Did Lloyd drop it on purpose?
In reply to West Indies' 286 for 9 in the 1979 World Cup final, England made steady progress, getting to tea without losing a wicket. The issue was that instead of going after the gentle offspin of Viv Richards, Geoff Boycott and Mike Brearley were milking him for singles. While the capacity crowd was initially happy that the openers had seen off the new ball and weathered all that Andy Roberts, Michael Holding, Colin Croft and Joel Garner could throw at them, their concern grew as the overs ticked away.
Boycott, who had taken 17 overs to reach double figures, was on strike shortly after tea when he came down the pitch to Richards and mistimed his stroke. The ball arced gently to Clive Lloyd, an outstanding fielder, even though he had already dropped Brearley once. Just as slowly, Lloyd fluffed the catch at wide mid-on, ending up on his back with the ball on the turf close by.

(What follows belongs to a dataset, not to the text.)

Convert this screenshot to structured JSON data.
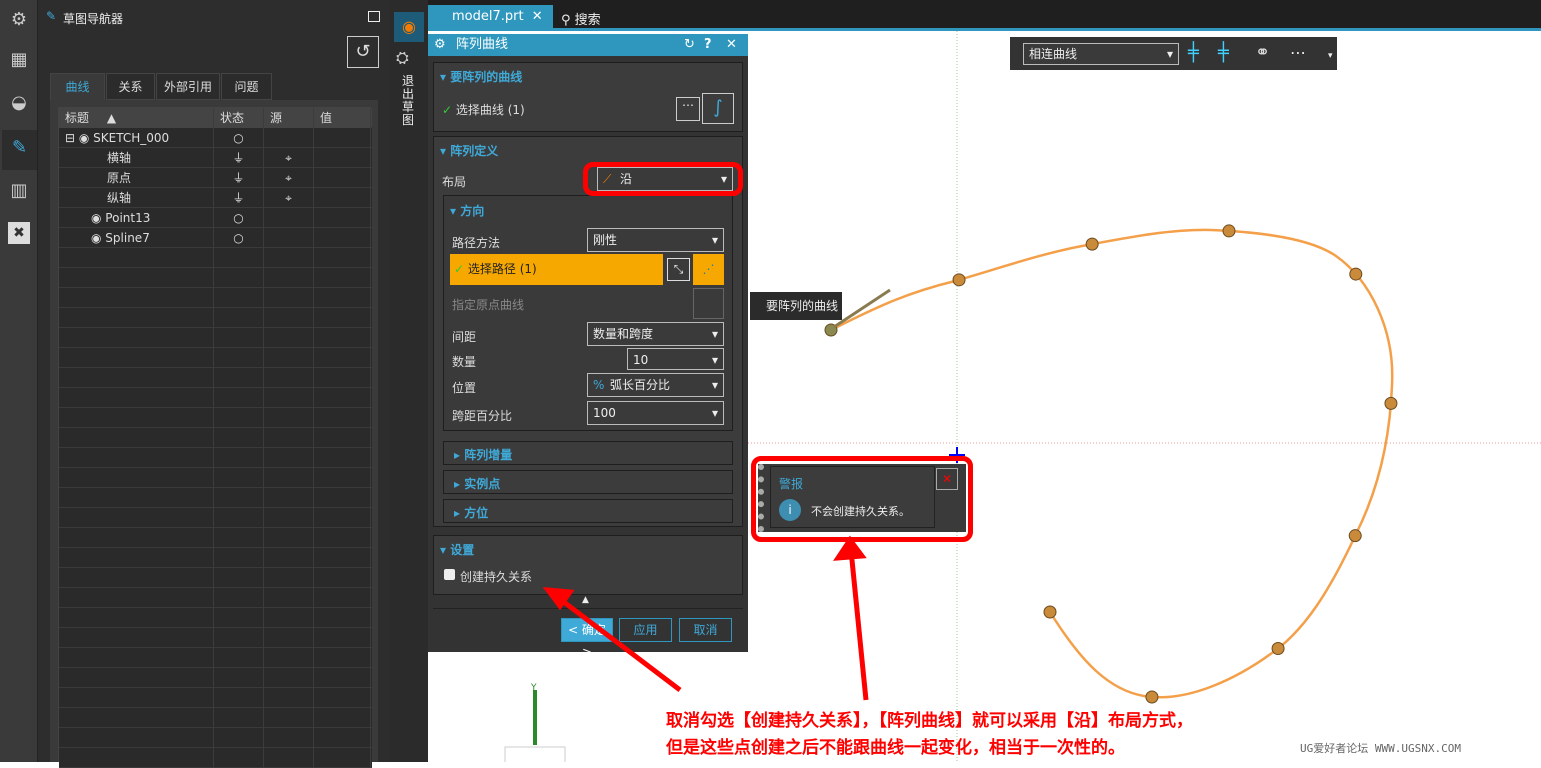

England reached tea on 79 for 0 after 25 overs, but the game was slipping away from them. "We weren't too worried when Lloyd contrived to drop Boycott," Richards later said.
"I could have watched them all day because I knew every over they batted was another nail in their coffin," Lloyd noted. "A lot of people suggested I put [the catch] down purposefully just to keep him in. It's not true, but it wouldn't have been a bad tactic."
The drop, however, brought Boycott out of his shell as he drove Roberts through the covers and then steered him to third man for two fours. But by the time the first-wicket stand finally ended with the score on 129 in the 39th over, the damage had been done. England were running out of overs - and this was the era before fielding restrictions, so the boundary could be packed - and from 183 for 2, they lost eight wickets for just 11 runs in a flurry of heaves and hoicks.